New Delhi: Nobel laureate Abhijit Banerjee, addressing media after his meeting with Prime Minister Narendra Modi on Tuesday said he had a cordial and good meeting.
Speaking about the meeting taking place against the backdrop of a debate over his comments on an economic slump, he said, “The crisis is critical and frightening and we should worry about it. We need some important and aggressive changes."
He termed his meeting as a unique experience. Banerjee said that the prime minister spoke on governance and bureaucracy.
"It was a privilege to have this meeting with the Prime Minister. The Prime Minister was kind enough to give me quite a lot of time and to talk a lot about his way of thinking about India which was quite unique," he said.
"He (Modi) talked about the way he sees governance in particular...and how it, therefore, creates structures of elite control over the governance process," Banerjee added.
The renowned economist revealed how the Prime Minister is taking steps to reform the bureaucracy.

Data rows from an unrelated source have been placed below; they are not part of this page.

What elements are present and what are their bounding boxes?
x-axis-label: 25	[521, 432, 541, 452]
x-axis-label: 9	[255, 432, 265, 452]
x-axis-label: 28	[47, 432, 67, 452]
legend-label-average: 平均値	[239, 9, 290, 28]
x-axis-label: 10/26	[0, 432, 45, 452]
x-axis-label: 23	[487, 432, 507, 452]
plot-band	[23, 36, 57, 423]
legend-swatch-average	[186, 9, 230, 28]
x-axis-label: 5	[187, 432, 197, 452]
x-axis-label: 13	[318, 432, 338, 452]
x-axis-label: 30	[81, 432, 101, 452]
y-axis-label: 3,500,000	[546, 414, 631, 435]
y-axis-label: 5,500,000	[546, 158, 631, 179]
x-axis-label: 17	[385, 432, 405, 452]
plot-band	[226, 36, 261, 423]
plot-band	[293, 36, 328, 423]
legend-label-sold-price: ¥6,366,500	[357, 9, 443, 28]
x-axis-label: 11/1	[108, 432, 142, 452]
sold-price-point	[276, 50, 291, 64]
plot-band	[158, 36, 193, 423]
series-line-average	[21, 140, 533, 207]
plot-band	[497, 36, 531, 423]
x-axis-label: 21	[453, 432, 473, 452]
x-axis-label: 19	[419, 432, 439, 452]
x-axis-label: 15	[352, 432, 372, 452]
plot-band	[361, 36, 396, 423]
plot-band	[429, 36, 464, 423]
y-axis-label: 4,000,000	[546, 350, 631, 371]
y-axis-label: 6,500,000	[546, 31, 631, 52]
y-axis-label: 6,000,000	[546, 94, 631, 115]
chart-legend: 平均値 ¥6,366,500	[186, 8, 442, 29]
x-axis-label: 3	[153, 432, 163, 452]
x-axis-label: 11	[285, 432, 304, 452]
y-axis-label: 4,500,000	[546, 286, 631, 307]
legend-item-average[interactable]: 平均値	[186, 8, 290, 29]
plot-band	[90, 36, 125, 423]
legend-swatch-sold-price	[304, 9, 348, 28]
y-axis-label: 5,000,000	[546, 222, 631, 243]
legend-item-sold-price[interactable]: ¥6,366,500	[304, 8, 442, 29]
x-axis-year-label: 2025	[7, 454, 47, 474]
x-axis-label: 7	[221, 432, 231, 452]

"He also very nicely explained how he is trying to reform bureaucracy to making it more responsive to understand ways in which people's views need to be taken into account and expose them more to the reality on the ground," Banerjee said.
"I think it was a very important point for India to have a bureaucracy that lives on the ground and get its stimulus from how life is on the ground. Without that, we get an unresponsive government," he signed off saying a thank you to Modi for the unique experience.
During the meeting earlier on Tuesday, Modi said that Banerjee's passion towards human empowerment is clearly visible and the country is proud of his achievements.
"Excellent meeting with Nobel Laureate Abhijit Banerjee. His passion towards human empowerment is clearly visible. We had a healthy and extensive interaction on various subjects. India is proud of his accomplishments. Wishing him the very best for his future endeavours," the Prime Minister tweeted alongside a photo of the meeting.
Banerjee, an Indian-origin economist and an academic professor, was jointly awarded the Nobel Prize in Economic Sciences along with his French-American wife Esther Duflo and American economist Michael Kremer "for their experimental approach to alleviating global poverty."
The 58-year-old Kolkata-born economist is currently the Ford Foundation International Professor of Economics at Massachusetts Institute of Technology.